Go to COOKING “Home and Family” for today’s recipe
Cristina’s Spicy Bloody Mary Chili
3 strips bacon, diced
1lb top sirloin, cut into 1-inch cubes, seasoned with salt and pepper
1 cup chopped onion
1 cup chopped green bell pepper
1/2 cup diced celery
1 jalapeno, seeded and minced
1 Tbsp. minced garlic
2 Tbsp. chili powder
2 tsp ground cumin
1 tsp each dry mustard and oregano
1/4 tsp cayenne pepper
2 cups beef broth
1 can diced tomatoes
1 can crushed tomatoes
2 Tbsp. horseradish
1 Tbsp Warcestershire sauce
Juice of 1/2 a lemon
Tabasco sauce to taste
Celery leaves with leaves
1. Cook bacon in a large saucepan over medium-high heat until crisp; drain on a paper-towel-lined plate.

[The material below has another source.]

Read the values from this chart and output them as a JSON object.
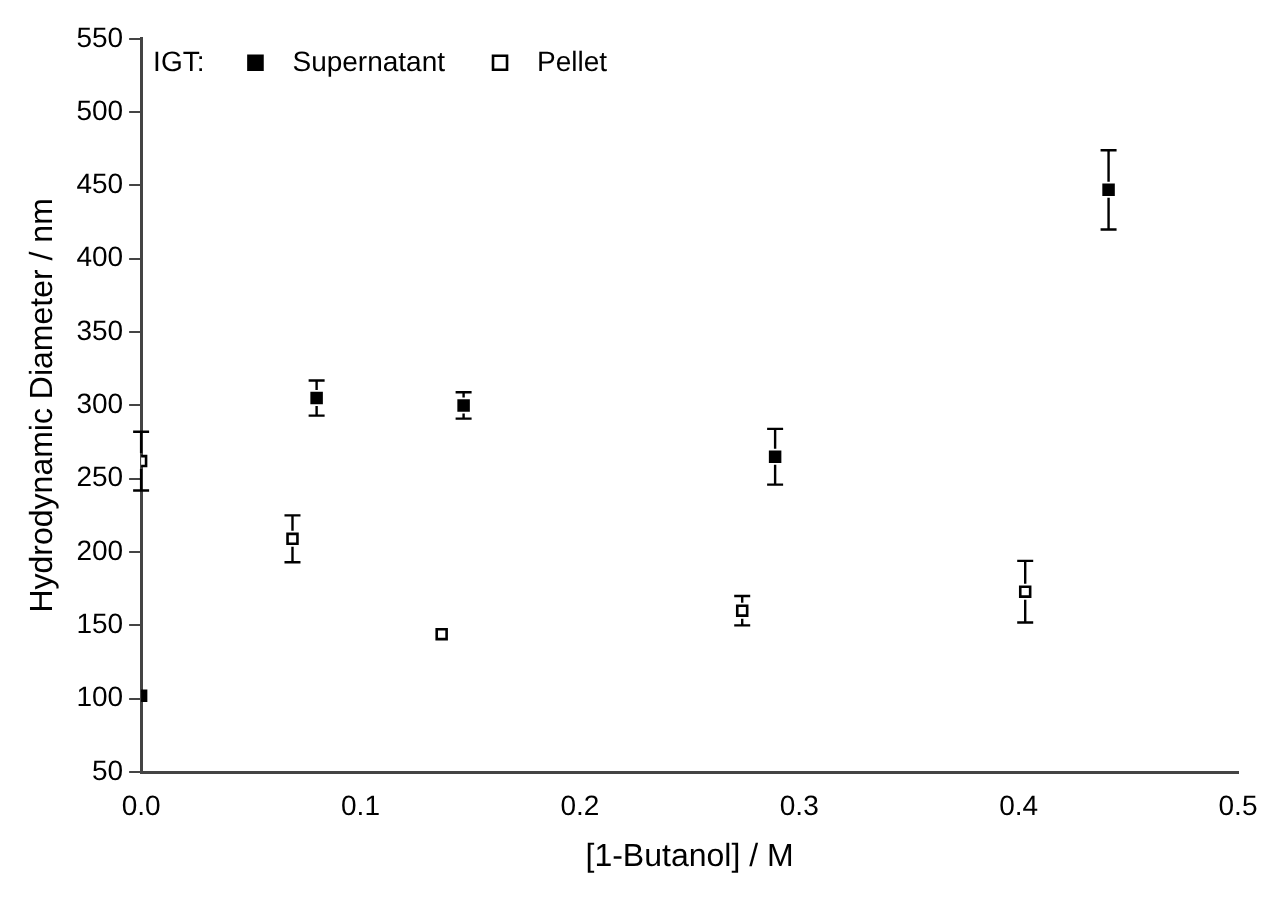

2. Return pan to burner, add seasoned beef, and brown in drippings on all sides, about 5 minutes.
3. Transfer beef to the plate with the bacon; return pot to burner.
4. Stir in onion, bell pepper, celery, garlic, and jalapeno, then saute 3 minutes.
5. Stir in reserve bacon and beef.
6. Add chili powder, cumin, mustard, oregano, and cayenne; cook 2 minutes.
7. Add broth and diced and crushed tomatoes to chili; simmer 10 minutes.
Finish chili with horseradish, Worcestershire sauce, lemon juice and Tabasco.
For a great presentation, serve in a mason jar lines with salt and garnished with a rib of celery.
Tips for Bloody Mary Chili:
– Shorten chili’s cook time by using a tender cut of beef like sirloin
– Stir broth into the beef and vegetables, scraping the pan to incorporate the browned bits
– Add horseradish last so the heat of the chili doesn’t diminish the horseradish’s potency.